FEDERAZIONE ITALIANA GINGHISTI AVVELENATI

ASSOCIATION OF GINGO'S PLAYERS

FEDERAZION INTERNATIONALE DU GINGHISM

COMITATO ORGANIZZATIVO DIRETTIVO DELLE ATTIVITÀ LUDICHE

CINICO'S TEAM

MECOZZI'S GROUP

 

PRESENTANO IN DATA 8 OTTOBRE 1989 IL PROGETTO DEFINITIVO DI REGOLAMENTO DEL GIOCO DEL GINGO

 

L'UFFICIO CENTRALE PER LA SICUREZZA E LA PUREZZA DEL GIOCO DEL GINGO IN DATA 8 OTTOBRE 1989 APPROVA E PROMULGA IL REGOLAMENTO DEL GIOCO DEL GINGO.

 

REGOLAMENTO

 

1. SVOLGIMENTO DEL GIOCO: una partita di gingo si disputa tra cinque giocatori, secondo le regole generali del gioco della briscola e con le seguenti particolarità:

a) si procede innanzitutto all'asta, ovvero a dichiarare il punteggio che si vuole realizzare. Si aggiudica l'asta chi dichiara il punteggio più alto.

b) il vincitore dell'asta, detto chiamante, decide il seme di briscola e chiama la briscola più alta tra quelle che non sono in suo possesso. Chi possiede tale briscola è detto chiamato ed è il compagno di gioco del chiamante, ma non può dichiararsi apertamente.

c) scopo del chiamante e del chiamato è quello di realizzare i punti dichiarati nell'asta per aggiudicarsi la partita.

d) il chiamato può apertamente dichiararsi compagno del chiamante solo dopo aver calato la briscola inizialmente chiesta dal chiamante.

 

2. PUNTEGGIO: se la coppia chiamante e compagno raggiunge il punteggio chiamato nell'asta si aggiudica la partita ed ognuno dei due giocatori si vede attribuito in classifica il numero di punti dichiarati all'inizio. Se la coppia non raggiunge il punteggio previsto ai due giocatori verranno tolti i punti di differenza tra quelli fatti e quelli che avrebbero dovuto fare, mentre ad ognuno degli altri giocatori verranno attribuiti i punti che sono riusciti complessivamente ad ottenere. Si aggiudica l'incontro chi al termine del tempo previsto ha il punteggio più alto.

Se colui che si aggiudica l'asta si chiama e vince la partita ottiene un punteggio doppio rispetto a quello dichiarato.

 

3) DURATA: gli incontri ufficiali vengono disputati al limite delle due ore, per esibizioni o amichevoli si può stabilire una durata diversa. Durante la partita è fatto assoluto divieto di controllare il tempo. L'avviso dello scadere del tempo è dato dalla suoneria di un orologio preventivamente caricato e nascosto alla vista dei giocatori. Non si recupera il tempo perduto.

 

4) OPERAZIONI PRELIMINARI DI GIOCO:

a) i posti vengono assegnati partendo dal giocatore che pescando nel mazzo la carta più alta si aggiudica il diritto di scelta; seguono a scalare gli altri.

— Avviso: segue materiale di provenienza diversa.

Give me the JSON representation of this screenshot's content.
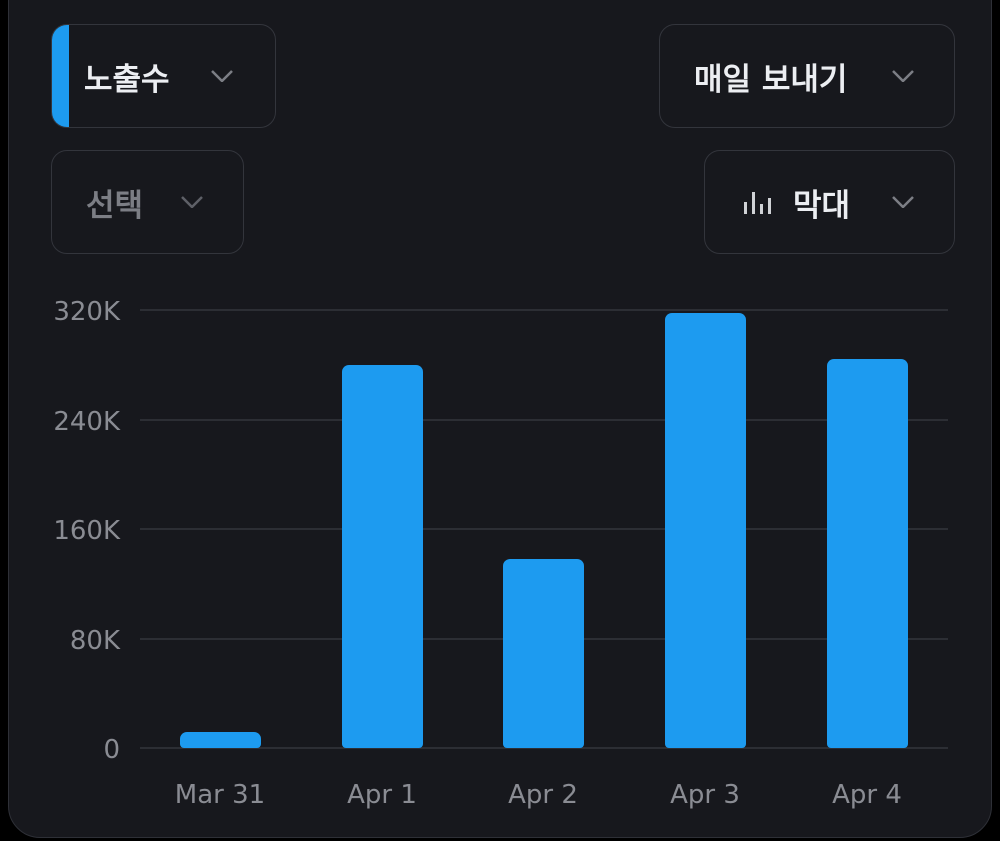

b) l'asta non ha limite minimo ed è aggiudicata dopo il terzo colpo del banditore.

c) il mazzo scorre in senso antiorario. Il gioco in senso antiorario a partire dal chiamante.

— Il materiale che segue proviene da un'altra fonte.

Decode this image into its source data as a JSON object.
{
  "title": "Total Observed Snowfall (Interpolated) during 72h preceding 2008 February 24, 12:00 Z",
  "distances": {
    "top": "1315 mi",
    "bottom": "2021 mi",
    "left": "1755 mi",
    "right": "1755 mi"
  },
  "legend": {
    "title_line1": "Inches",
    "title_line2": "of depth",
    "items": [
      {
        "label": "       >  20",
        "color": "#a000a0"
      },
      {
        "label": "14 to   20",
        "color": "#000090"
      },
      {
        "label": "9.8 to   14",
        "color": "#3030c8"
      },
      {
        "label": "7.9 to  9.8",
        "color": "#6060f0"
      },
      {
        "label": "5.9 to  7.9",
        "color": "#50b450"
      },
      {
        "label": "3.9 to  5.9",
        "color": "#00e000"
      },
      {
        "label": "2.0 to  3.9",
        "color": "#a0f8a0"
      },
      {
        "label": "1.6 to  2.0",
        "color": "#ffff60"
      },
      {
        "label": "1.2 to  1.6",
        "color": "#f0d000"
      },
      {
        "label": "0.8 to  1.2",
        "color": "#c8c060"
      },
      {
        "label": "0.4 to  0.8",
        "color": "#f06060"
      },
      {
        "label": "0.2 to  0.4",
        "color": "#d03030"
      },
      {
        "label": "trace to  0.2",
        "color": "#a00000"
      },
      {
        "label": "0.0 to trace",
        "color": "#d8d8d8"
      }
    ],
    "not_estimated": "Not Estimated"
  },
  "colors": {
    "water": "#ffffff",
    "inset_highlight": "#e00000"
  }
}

d) il verbale di gioco deve indicare i giocatori, il punteggio per mano, il chiamante mano per mano ed il chiamato, l'entità della chiamata, l'esito di ogni singola chiamata, più altre notazioni che si ritengono opportune.

 

5) CHIUSURA DEL GIOCO: la partita termina allo scadere del tempo stabilito. Se il termine scade durante lo svolgimento di una mano questa viene computata nel punteggio. La mano è considerata in corso se vi è stata l'aggiudicazione dell'asta.

 

6) CHIAMATA PRODITORIA: è fatto divieto assoluto di chiamare proditoriamente un compagno. È proibita la chiamata quando con artifizi o raggiri atti a sorprendere o ingannare l'altrui buona fede si induce in errore il compagno al solo scopo di creare confusione nel gioco arrecando un danno allo stesso.

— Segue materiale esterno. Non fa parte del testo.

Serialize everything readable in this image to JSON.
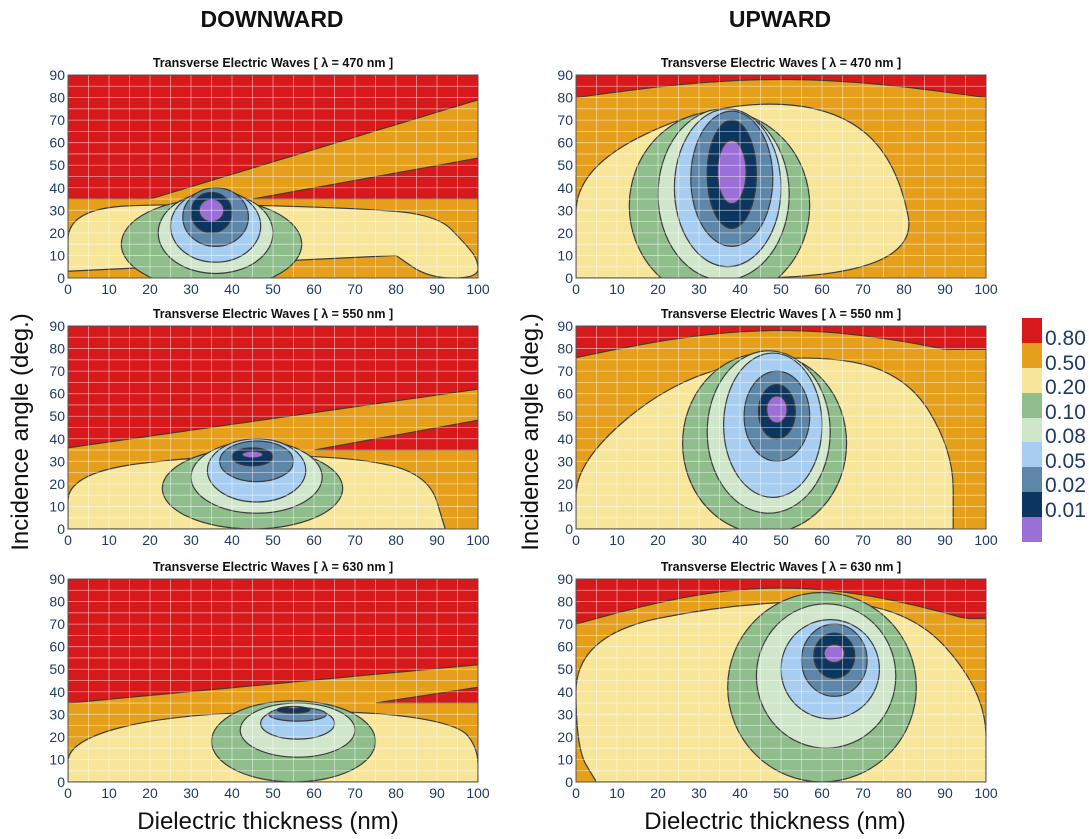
{
  "column_headings": {
    "left": "DOWNWARD",
    "right": "UPWARD"
  },
  "y_axis_label": "Incidence angle (deg.)",
  "x_axis_label": "Dielectric thickness (nm)",
  "colorbar": {
    "levels": [
      "0.80",
      "0.50",
      "0.20",
      "0.10",
      "0.08",
      "0.05",
      "0.02",
      "0.01"
    ],
    "colors": [
      "#d7191c",
      "#e59f1b",
      "#f7e69a",
      "#8fbe8c",
      "#cfe6cb",
      "#a7cdf0",
      "#5e86a8",
      "#0c3560",
      "#9a6fd6"
    ]
  },
  "chart_data": [
    {
      "type": "heatmap",
      "direction": "DOWNWARD",
      "wavelength_nm": 470,
      "title": "Transverse Electric Waves   [ λ = 470 nm ]",
      "xlim": [
        0,
        100
      ],
      "ylim": [
        0,
        90
      ],
      "x_ticks": [
        0,
        10,
        20,
        30,
        40,
        50,
        60,
        70,
        80,
        90,
        100
      ],
      "y_ticks": [
        0,
        10,
        20,
        30,
        40,
        50,
        60,
        70,
        80,
        90
      ],
      "grid": true,
      "min_value_location": {
        "x": 35,
        "y": 27
      }
    },
    {
      "type": "heatmap",
      "direction": "DOWNWARD",
      "wavelength_nm": 550,
      "title": "Transverse Electric Waves   [ λ = 550 nm ]",
      "xlim": [
        0,
        100
      ],
      "ylim": [
        0,
        90
      ],
      "x_ticks": [
        0,
        10,
        20,
        30,
        40,
        50,
        60,
        70,
        80,
        90,
        100
      ],
      "y_ticks": [
        0,
        10,
        20,
        30,
        40,
        50,
        60,
        70,
        80,
        90
      ],
      "grid": true,
      "min_value_location": {
        "x": 47,
        "y": 32
      }
    },
    {
      "type": "heatmap",
      "direction": "DOWNWARD",
      "wavelength_nm": 630,
      "title": "Transverse Electric Waves   [ λ = 630 nm ]",
      "xlim": [
        0,
        100
      ],
      "ylim": [
        0,
        90
      ],
      "x_ticks": [
        0,
        10,
        20,
        30,
        40,
        50,
        60,
        70,
        80,
        90,
        100
      ],
      "y_ticks": [
        0,
        10,
        20,
        30,
        40,
        50,
        60,
        70,
        80,
        90
      ],
      "grid": true,
      "min_value_location": {
        "x": 61,
        "y": 33
      }
    },
    {
      "type": "heatmap",
      "direction": "UPWARD",
      "wavelength_nm": 470,
      "title": "Transverse Electric Waves   [ λ = 470 nm ]",
      "xlim": [
        0,
        100
      ],
      "ylim": [
        0,
        90
      ],
      "x_ticks": [
        0,
        10,
        20,
        30,
        40,
        50,
        60,
        70,
        80,
        90,
        100
      ],
      "y_ticks": [
        0,
        10,
        20,
        30,
        40,
        50,
        60,
        70,
        80,
        90
      ],
      "grid": true,
      "min_value_location": {
        "x": 38,
        "y": 45
      }
    },
    {
      "type": "heatmap",
      "direction": "UPWARD",
      "wavelength_nm": 550,
      "title": "Transverse Electric Waves   [ λ = 550 nm ]",
      "xlim": [
        0,
        100
      ],
      "ylim": [
        0,
        90
      ],
      "x_ticks": [
        0,
        10,
        20,
        30,
        40,
        50,
        60,
        70,
        80,
        90,
        100
      ],
      "y_ticks": [
        0,
        10,
        20,
        30,
        40,
        50,
        60,
        70,
        80,
        90
      ],
      "grid": true,
      "min_value_location": {
        "x": 51,
        "y": 57
      }
    },
    {
      "type": "heatmap",
      "direction": "UPWARD",
      "wavelength_nm": 630,
      "title": "Transverse Electric Waves   [ λ = 630 nm ]",
      "xlim": [
        0,
        100
      ],
      "ylim": [
        0,
        90
      ],
      "x_ticks": [
        0,
        10,
        20,
        30,
        40,
        50,
        60,
        70,
        80,
        90,
        100
      ],
      "y_ticks": [
        0,
        10,
        20,
        30,
        40,
        50,
        60,
        70,
        80,
        90
      ],
      "grid": true,
      "min_value_location": {
        "x": 65,
        "y": 68
      }
    }
  ]
}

La sanzione consiste nel penalizzare il chiamante del doppio dei punti fatti perdere al chiamato e nell'attribuire anche al chiamato i punti vinti nella mano proditoria dagli altri tre giocatori.

 

7) CONTESTAZIONI: si risolvono ricorrendo ai principi di questo regolamento e dello Statuto del Cinico's Team. È cosa saggia prima di ogni incontro stilare tra i partecipanti un gentlemen’s agreement dove indicare almeno le principali regole di comportamento.

 

8) GRAND PRIX: si articola in sedici tornei al termine dei quali verrà disputata una finale tra i primi dieci classificati, nella quale il punteggio attribuito verrà raddoppiato e sommato a quello in precedenza acquisito.

a) i tornei del G.P. si articolano in batterie e finale ognuna al meglio delle due ore di gioco.

b) ogni giocatore potrà considerare per la sua classifica i migliori undici punteggi ottenuti.

c) i punteggi vengono così attribuiti dal primo a scalare: 15, 12, 10, 8, 6, 5, 4, 3, 2, 1.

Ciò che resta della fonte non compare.